💬 FAQ Chatbot — Microsoft Clarity

CodeAlpha AI Internship · Task 2
Multilingual FAQ chatbot with hybrid NLP matching — EN · FR · ES

Demo

🚀 Live app: codealphafaqchatbot-by-tahsine.streamlit.app

Overview

This chatbot answers questions about Microsoft Clarity (a free web analytics tool) using real FAQ data scraped directly from the official documentation. It combines two NLP techniques to find the best answer:

Intent classification (Logistic Regression) — understands paraphrases and reformulations
Cosine similarity (TF-IDF) — fallback when the classifier isn't confident enough

Both run entirely locally — no external AI API calls, no costs.

Features

🌍 Multilingual — EN, FR, ES with automatic language detection
🔀 Hybrid matching — Intent Classifier → Cosine Similarity fallback
📊 266 real FAQ entries scraped from learn.microsoft.com (EN), plus 29 FR and 29 ES entries
⚡ Disk cache — models trained once, restored on subsequent cold starts
🎛️ Configurable thresholds — live sliders in the sidebar
💬 Chat UI — Streamlit with confidence badges, method tags, and suggested questions

Architecture

flowchart TD
    A([User question])
    A --> B[Language Detection\nKeyword markers · langdetect fallback]
    B --> C[Preprocessing\nspaCy lemmatization · NLTK stopwords & tokenization]
    C --> D{Intent Classifier\nTF-IDF + LogisticRegression\nconfidence >= 0.5 ?}
    D -- Yes --> E([Answer])
    D -- No  --> F{Cosine Similarity\nTF-IDF vectorizer\nscore >= 0.35 ?}
    F -- Yes --> G([Answer])
    F -- No  --> H([No answer found])

Project Structure

CodeAlpha_FAQ_Chatbot/
├── app.py                     # Streamlit entry point
├── scraper.py                 # Generic JSON-LD FAQPage scraper
├── requirements.txt
├── chatbot/
│   ├── config.py              # Thresholds + supported languages
│   ├── preprocessor.py        # NLTK + spaCy + langdetect
│   ├── intent_classifier.py   # LogisticRegression pipeline
│   └── similarity_matcher.py  # TF-IDF cosine similarity
└── data/
    ├── urls.txt               # URLs to scrape (EN only — FR/ES are pre-loaded)
    ├── en/faq.csv             # 267 entries — scraped from Microsoft Clarity docs
    ├── fr/faq.csv             # 29 entries — manually translated
    └── es/faq.csv             # 29 entries — manually translated

Setup

Prerequisites

Python 3.10+
pip

Install

git clone https://github.com/Tahsine/CodeAlpha_FAQ_Chatbot
cd CodeAlpha_FAQ_Chatbot
python -m venv .venv
source .venv/bin/activate        # Windows: .venv\Scripts\activate
pip install -r requirements.txt

The spaCy language models (EN, FR, ES) are included in requirements.txt and install automatically via pip — no python -m spacy download needed.

Run

streamlit run app.py

The app opens at http://localhost:8501. On first launch, models train and cache to disk (~10–20s).

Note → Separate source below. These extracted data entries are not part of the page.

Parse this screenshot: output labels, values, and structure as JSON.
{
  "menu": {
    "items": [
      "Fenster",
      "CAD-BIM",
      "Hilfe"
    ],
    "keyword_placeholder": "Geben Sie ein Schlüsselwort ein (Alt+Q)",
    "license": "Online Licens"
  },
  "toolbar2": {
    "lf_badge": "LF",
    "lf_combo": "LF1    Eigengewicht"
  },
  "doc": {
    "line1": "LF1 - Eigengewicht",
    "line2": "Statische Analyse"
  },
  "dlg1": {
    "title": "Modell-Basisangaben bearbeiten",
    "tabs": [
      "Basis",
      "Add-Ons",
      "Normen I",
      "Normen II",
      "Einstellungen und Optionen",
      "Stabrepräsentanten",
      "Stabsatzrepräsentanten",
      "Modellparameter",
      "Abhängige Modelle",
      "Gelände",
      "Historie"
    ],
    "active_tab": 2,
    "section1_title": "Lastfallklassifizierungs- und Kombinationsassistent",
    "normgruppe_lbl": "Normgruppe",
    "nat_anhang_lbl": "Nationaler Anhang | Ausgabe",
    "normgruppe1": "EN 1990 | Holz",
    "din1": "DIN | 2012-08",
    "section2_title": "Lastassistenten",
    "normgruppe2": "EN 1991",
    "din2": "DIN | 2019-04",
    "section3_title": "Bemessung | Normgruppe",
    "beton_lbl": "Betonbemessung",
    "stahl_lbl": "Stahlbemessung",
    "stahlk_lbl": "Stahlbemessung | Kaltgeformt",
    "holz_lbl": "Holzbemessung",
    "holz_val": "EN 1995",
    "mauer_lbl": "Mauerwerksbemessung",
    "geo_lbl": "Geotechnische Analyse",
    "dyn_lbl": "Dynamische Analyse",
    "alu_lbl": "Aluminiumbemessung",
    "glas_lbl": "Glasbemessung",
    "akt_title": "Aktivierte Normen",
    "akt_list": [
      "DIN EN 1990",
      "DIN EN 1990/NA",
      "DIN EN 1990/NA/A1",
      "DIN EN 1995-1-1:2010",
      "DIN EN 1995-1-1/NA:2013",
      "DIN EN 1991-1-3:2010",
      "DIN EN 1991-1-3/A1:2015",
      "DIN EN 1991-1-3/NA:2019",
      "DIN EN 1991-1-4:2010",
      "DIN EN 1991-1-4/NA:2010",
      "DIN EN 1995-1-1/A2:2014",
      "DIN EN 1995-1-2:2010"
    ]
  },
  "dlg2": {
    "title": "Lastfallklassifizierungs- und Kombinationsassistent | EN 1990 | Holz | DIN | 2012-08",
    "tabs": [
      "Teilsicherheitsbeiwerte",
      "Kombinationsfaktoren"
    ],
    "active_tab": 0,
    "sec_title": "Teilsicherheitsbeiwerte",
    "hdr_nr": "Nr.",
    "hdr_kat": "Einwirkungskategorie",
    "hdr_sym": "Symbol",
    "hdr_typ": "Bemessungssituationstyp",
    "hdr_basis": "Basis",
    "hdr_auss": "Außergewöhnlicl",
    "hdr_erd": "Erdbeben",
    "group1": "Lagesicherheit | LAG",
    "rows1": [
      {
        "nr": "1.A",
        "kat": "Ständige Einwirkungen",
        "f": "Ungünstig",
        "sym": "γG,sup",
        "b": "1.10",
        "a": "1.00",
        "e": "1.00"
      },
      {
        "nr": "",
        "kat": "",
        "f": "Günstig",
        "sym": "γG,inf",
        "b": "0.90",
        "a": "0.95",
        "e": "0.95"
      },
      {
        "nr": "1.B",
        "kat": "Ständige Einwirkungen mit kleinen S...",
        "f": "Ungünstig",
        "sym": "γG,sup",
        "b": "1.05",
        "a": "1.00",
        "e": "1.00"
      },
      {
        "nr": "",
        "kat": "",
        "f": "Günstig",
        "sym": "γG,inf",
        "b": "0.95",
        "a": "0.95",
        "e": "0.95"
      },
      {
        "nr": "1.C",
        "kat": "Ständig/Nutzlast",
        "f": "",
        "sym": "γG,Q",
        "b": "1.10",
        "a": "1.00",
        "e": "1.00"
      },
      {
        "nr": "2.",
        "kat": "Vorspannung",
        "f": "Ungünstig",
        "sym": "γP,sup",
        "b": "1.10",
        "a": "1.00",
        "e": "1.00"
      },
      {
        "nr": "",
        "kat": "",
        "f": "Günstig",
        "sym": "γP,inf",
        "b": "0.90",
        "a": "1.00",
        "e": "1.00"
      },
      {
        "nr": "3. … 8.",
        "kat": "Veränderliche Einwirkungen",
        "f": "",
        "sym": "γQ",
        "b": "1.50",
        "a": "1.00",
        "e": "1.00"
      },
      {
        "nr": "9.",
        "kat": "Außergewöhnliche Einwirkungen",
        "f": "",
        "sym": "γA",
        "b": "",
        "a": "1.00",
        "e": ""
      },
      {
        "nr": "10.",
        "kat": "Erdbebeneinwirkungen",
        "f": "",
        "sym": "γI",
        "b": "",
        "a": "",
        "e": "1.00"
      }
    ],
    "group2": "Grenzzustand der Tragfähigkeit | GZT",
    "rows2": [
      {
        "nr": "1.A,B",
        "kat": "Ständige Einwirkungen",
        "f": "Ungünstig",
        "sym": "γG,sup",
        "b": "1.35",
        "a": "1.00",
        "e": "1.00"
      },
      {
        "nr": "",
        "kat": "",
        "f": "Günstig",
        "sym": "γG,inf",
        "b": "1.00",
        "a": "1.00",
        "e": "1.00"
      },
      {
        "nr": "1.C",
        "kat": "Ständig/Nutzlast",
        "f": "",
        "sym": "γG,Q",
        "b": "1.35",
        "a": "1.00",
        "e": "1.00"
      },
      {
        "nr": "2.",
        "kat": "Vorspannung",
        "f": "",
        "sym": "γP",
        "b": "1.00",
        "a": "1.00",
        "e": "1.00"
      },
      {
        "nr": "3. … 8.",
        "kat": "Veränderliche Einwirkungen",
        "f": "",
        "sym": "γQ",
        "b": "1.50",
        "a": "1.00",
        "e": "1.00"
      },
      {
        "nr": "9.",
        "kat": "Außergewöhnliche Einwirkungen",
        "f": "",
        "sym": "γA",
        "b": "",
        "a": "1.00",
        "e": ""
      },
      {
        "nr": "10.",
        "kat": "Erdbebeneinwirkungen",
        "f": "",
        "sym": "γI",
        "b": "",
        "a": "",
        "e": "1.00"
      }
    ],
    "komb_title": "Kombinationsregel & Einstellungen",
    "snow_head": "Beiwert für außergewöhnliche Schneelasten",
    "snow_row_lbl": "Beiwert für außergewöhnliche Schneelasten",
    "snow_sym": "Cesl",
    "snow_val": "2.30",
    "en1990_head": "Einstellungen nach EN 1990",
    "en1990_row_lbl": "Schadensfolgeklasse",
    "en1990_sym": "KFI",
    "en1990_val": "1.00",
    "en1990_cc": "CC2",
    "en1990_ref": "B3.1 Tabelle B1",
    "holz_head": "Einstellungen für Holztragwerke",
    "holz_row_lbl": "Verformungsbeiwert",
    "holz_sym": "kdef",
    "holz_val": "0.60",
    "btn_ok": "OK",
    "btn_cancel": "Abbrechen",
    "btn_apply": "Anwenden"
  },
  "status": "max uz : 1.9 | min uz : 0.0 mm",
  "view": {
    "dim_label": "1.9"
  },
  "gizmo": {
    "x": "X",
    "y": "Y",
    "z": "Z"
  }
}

Subsequent launches restore from cache in under 3 seconds.

Refresh FAQ data

To re-scrape EN data from Microsoft Clarity:

python scraper.py

Then click 🔄 Reload FAQs in the sidebar to retrain the models.

Technical Choices

NLP: NLTK + spaCy

Both libraries are used because they complement each other:

Task	NLTK	spaCy
Stopword removal	✅ Multilingual corpus	❌ Not built-in
Tokenization	✅ `word_tokenize()`	✅ Faster (Cython)
Lemmatization	❌ WordNet (EN only)	✅ 75+ languages

Decision: NLTK handles stopwords and tokenization, spaCy handles multilingual lemmatization.

Hybrid Matching

The two methods cover each other's weaknesses:

Method	Strength	Weakness
Intent Classifier (LogisticRegression)	Handles paraphrases	Needs labeled training data
Cosine Similarity (TF-IDF)	Works with a single example	Sensitive to exact wording

The intent classifier runs first. If its confidence is below the threshold (default: 0.5), cosine similarity takes over.

Generic Scraper

scraper.py is not hardcoded to Microsoft Clarity. It targets the FAQPage structured data format (<script type="application/ld+json">), a standard used by most major documentation sites. To scrape a different source, add the URL to data/urls.txt.

Example Questions

🇬🇧 English

Question	Expected topic
What is Clarity?	Product definition
How much does Clarity cost?	It's free
Is Clarity GDPR compliant?	Data compliance
How do I set up Clarity?	Setup guide
Where is my data stored?	Data centers

🇫🇷 Français

Question	Sujet attendu
Qu'est-ce que Microsoft Clarity ?	Définition
Clarity est-il gratuit ?	Tarification
Comment configurer Clarity ?	Installation
Où sont stockées mes données ?	Centres de données
Clarity est-il conforme au RGPD ?	Conformité

🇪🇸 Español

Pregunta	Tema esperado
¿Qué es Clarity?	Definición
¿Es Clarity gratuito?	Precio
¿Cómo configuro Clarity?	Instalación
¿Dónde se almacenan mis datos?	Centros de datos
¿Clarity cumple con el RGPD?	Cumplimiento

🧪 Out-of-scope (should return "no answer found")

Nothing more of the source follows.